EURAO and IARU have just made a joint announcement about future cooperation, which can be read here.
Unfortunately, the joint statement is very much worthy of a Brexit-style negotiation. Very little is given away, and the words about working together are as vague and general as could be imagined.
I think EURAO, which claims to be trying to modernise and energise ham radio representation, must be careful how it proceeds. I accept it's not easy, and established committees are notoriously difficult to change.
But change must happen. Tens of thousands of operators are, to put it bluntly, about to go to their graves, with nobody to replace them. The age profile increases every year, in lock-step with the increasing age of members. RFI is making shortwave radio, if not impossible, then highly unattractive to most people in the developed world now. Who is representing us in challenging and improving matters? For me, it feels like staring into an empty space.
At the moment, whilst nobody wants to see a fight develop, EURAO might appear in danger of being dragged into the kind of obscure, British way of doing things that, frankly, leaves most hams utterly ignorant of what it is IARU R1 actually does for them.
As previously reported on this blog, a request for general information to IARU (global) HQ in the US yielded absolutely no response whatsoever. That is not the kind of accountability and representation that will work in today's world.
Social media is a case in point. EURAO has a reasonably regularly updated page, although it does often seem to lack direction, leaving the outsider wondering what it is the organisation is trying to do. And I say that as a strong supporter.
But EURAO are doing much better than IARU R1, which has not, at the time of writing this, posted a single thing since January 24, 2017, and not very much activity took place before then.

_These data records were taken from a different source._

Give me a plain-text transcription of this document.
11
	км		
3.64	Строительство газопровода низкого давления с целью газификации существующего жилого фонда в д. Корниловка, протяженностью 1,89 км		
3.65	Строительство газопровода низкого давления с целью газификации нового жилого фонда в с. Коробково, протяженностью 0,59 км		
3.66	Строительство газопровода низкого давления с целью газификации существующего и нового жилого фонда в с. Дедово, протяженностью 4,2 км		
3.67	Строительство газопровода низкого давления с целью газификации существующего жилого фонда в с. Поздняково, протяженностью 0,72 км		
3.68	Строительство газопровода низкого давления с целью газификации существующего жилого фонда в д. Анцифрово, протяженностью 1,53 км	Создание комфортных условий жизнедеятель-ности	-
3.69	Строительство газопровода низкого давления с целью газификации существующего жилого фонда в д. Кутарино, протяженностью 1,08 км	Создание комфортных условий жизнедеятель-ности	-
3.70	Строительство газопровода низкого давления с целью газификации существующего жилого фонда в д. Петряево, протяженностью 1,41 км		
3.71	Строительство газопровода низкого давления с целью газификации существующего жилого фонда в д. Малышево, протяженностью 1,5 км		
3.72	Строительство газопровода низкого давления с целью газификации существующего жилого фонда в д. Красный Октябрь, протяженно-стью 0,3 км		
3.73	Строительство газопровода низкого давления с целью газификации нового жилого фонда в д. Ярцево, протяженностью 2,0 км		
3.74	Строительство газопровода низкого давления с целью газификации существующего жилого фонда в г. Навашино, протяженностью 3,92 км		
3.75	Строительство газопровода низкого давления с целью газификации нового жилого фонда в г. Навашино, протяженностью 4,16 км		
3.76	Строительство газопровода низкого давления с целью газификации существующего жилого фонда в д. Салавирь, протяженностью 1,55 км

Both EURAO and IARU R1 might wish to reflect on a phenomenon that entirely changed the face of democratic representation during the last, June 2017 UK general election.
Labour undertook a hugely energetic social media campaign that reached - and persuaded - millions of voters, especially younger voters. The Conservatives, meanwhile, operated a very much weaker campaign. As a result, the Conservatives saw their already weak majority fall to no overall majority, forcing a link-up with the DUP - a link up which many find distasteful.
So, let's see EURAO be a bit clearer about what it intends to do - and how. As for IARU, well, they have already had years and years to show us why we should support them. In my opinion, they have failed dismally. I hope that, in response to a challenger organisation, EURAO doesn't simply get bogged-down in the same, white, middle class, old man mentality that has bedevilled ham radio in the UK for decades.